Sorry for the loss of Finn. 

At least it sounds like he finally lived like a normal golden the last few months.


----------



## esSJay (Apr 13, 2009)

I'm so sorry to hear. There are a small handful of goldens and people in this world who, when you meet them, even if it is just for a few short minutes, they make a huge impact on your life. Finn sounds like he was one of them. He is now reunited with his littermates at the bridge and I bet he will have some great memories to share with them! 

RIP Sweet Finn!


----------



## Laurie (Sep 20, 2009)

I'm sorry to hear about Finn.....

RIP sweet boy!!


----------



## Debles (Sep 6, 2007)

I am so very sorry for the loss of Finn. I am so glad his last year was wonderful.
Some day we will understand why our dear babies are taken too early.


----------



## maggie1951 (Apr 20, 2007)

So sorry for the loss of Finn he is now playing at the bridge but much to young be be there but pain free sweet dreams Finn


----------



## sharlin (Feb 26, 2007)

Play Hard Sweet Boy ~ Godspeed & Love ~ Aloha


----------



## Karen519 (Aug 21, 2006)

*Finn*

So very sorry about Finn!!

I am glad that he did know LOVE if even for a short time.

What a beautiful boy!


----------



## AmberSunrise (Apr 1, 2009)

RIP beautiful boy. You can now run and play to your hearts desire


----------



## C's Mom (Dec 7, 2009)

Bless his little heart. RIP Finn.


----------



## kathi127 (Sep 17, 2009)

I'm so sorry for the loss of Finn but I'm very glad he had a family who loved him and made his short life a happy one. RIP sweet Finn!


----------



## GoldensGirl (Aug 2, 2010)

I'm so sorry. It is good news that Finn had some real joy and loved the life he had. Sometimes I think bad things happen to teach us about compassion and to focus our values in the right places. There's no other excuse for the universe to do this to an innocent dog.

With you in spirit,
Lucy


----------



## Meggie'sMom (Dec 24, 2007)

Finn, you darling boy.
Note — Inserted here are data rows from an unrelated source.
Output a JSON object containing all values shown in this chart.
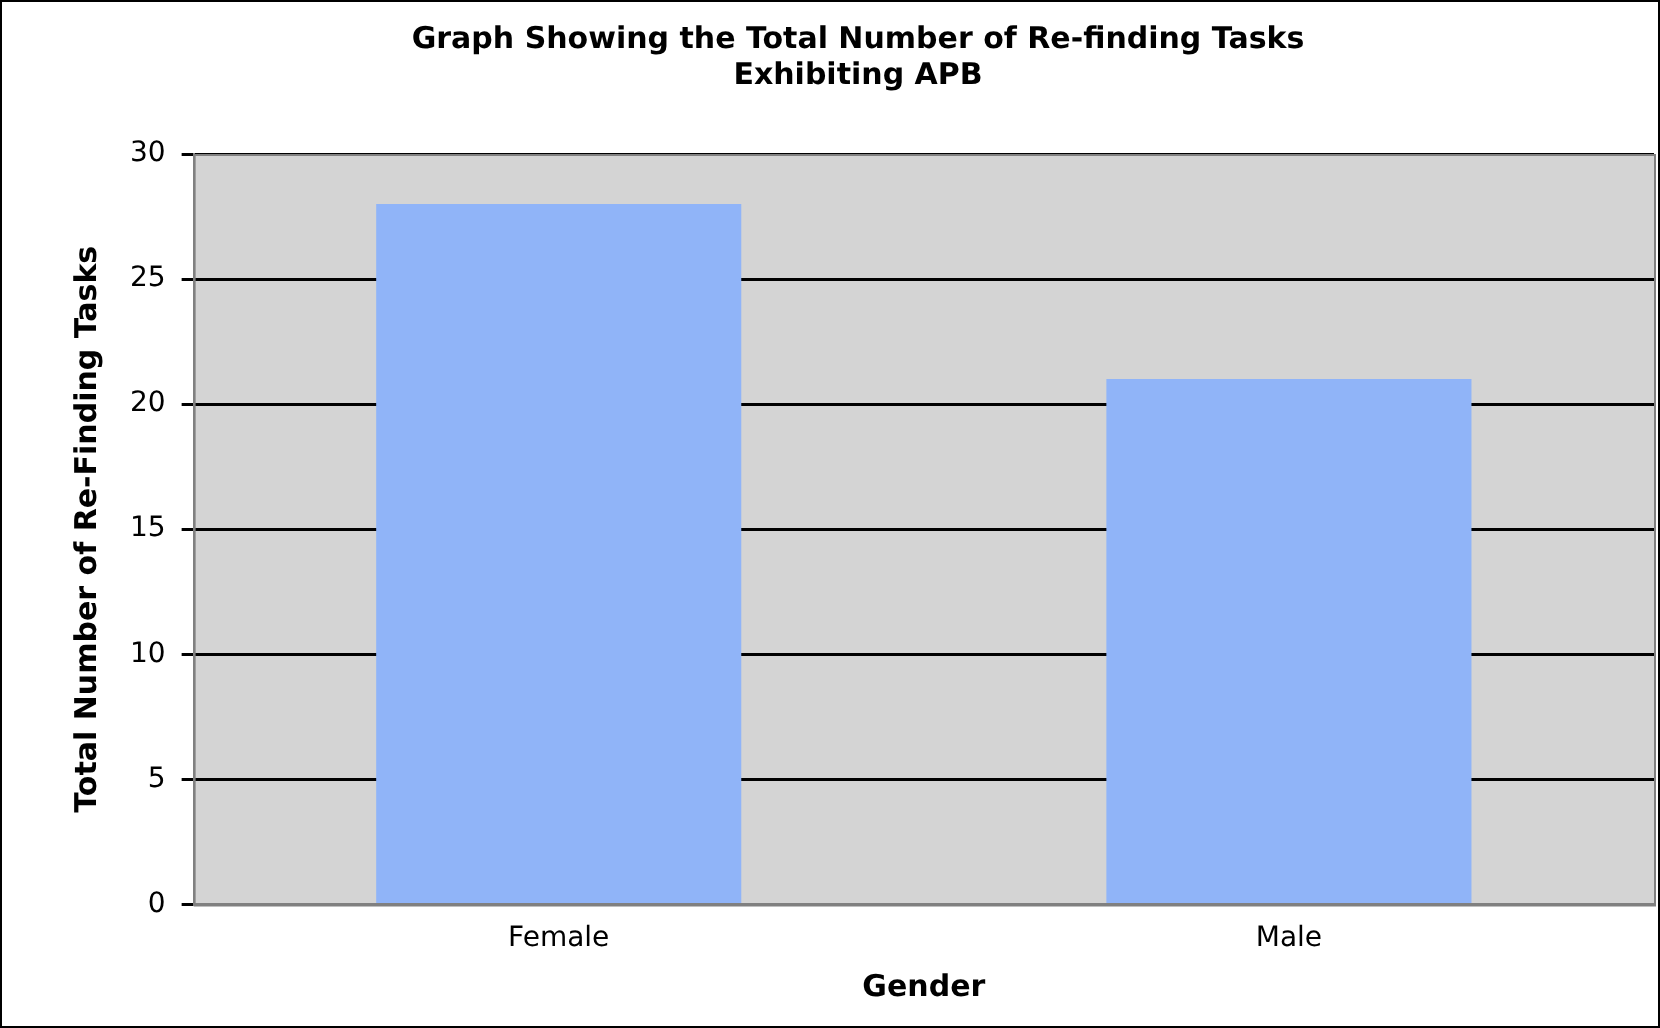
{
  "chart_data": {
    "type": "bar",
    "title": "Graph Showing the Total Number of Re-finding Tasks Exhibiting APB",
    "xlabel": "Gender",
    "ylabel": "Total Number of Re-Finding Tasks",
    "categories": [
      "Female",
      "Male"
    ],
    "values": [
      28,
      21
    ],
    "color": "#90b4f8",
    "ylim": [
      0,
      30
    ],
    "yticks": [
      0,
      5,
      10,
      15,
      20,
      25,
      30
    ],
    "grid": "y",
    "legend": false
  }
}
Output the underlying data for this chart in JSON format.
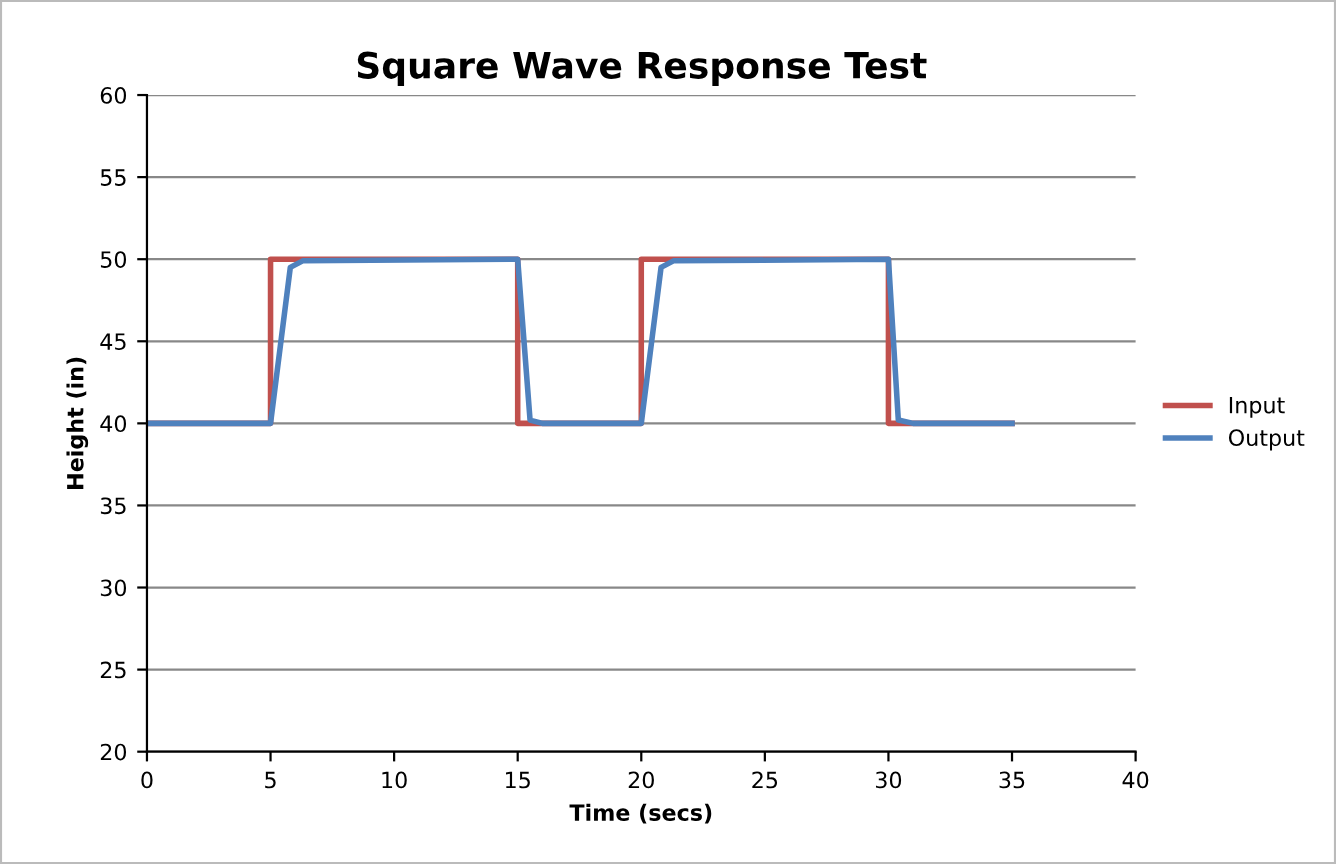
{
  "chart_data": {
    "type": "line",
    "title": "Square Wave Response Test",
    "xlabel": "Time (secs)",
    "ylabel": "Height (in)",
    "xlim": [
      0,
      40
    ],
    "xticks": [
      0,
      5,
      10,
      15,
      20,
      25,
      30,
      35,
      40
    ],
    "ylim": [
      20,
      60
    ],
    "yticks": [
      20,
      25,
      30,
      35,
      40,
      45,
      50,
      55,
      60
    ],
    "grid": "y",
    "legend": "right",
    "marker": "none",
    "line_style": "solid",
    "series": [
      {
        "name": "Input",
        "color": "#c0504d",
        "x": [
          0,
          5,
          5,
          15,
          15,
          20,
          20,
          30,
          30,
          35
        ],
        "values": [
          40,
          40,
          50,
          50,
          40,
          40,
          50,
          50,
          40,
          40
        ]
      },
      {
        "name": "Output",
        "color": "#4f81bd",
        "x": [
          0,
          5,
          5.8,
          6.3,
          15,
          15.5,
          16,
          20,
          20.8,
          21.3,
          30,
          30.4,
          31,
          35
        ],
        "values": [
          40,
          40,
          49.5,
          49.9,
          50,
          40.2,
          40,
          40,
          49.5,
          49.9,
          50,
          40.2,
          40,
          40
        ]
      }
    ]
  }
}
Your sweet face would have anyone fall in love with you. I am so glad you found love and caring in this too often cruel world. Your memory will live in the hearts of those who met you.


----------



## LincolnsMom (Sep 28, 2010)

I'm very sorry about Finn. I'm sure he knew how much everyone cared for him. RIP Sweet boy.


----------



## shamrock0719 (Nov 1, 2010)

RIP Finn! So sorry for your loss!


----------



## goldencontriever3 (Nov 7, 2008)

I am so sorry for your loss. Thank you for finding Finn a home that showed him love in his last year. He was a handsome boy.

RIP Finn


----------



## goldensmum (Oct 23, 2007)

Run free Finn, and play well with your new friends.


----------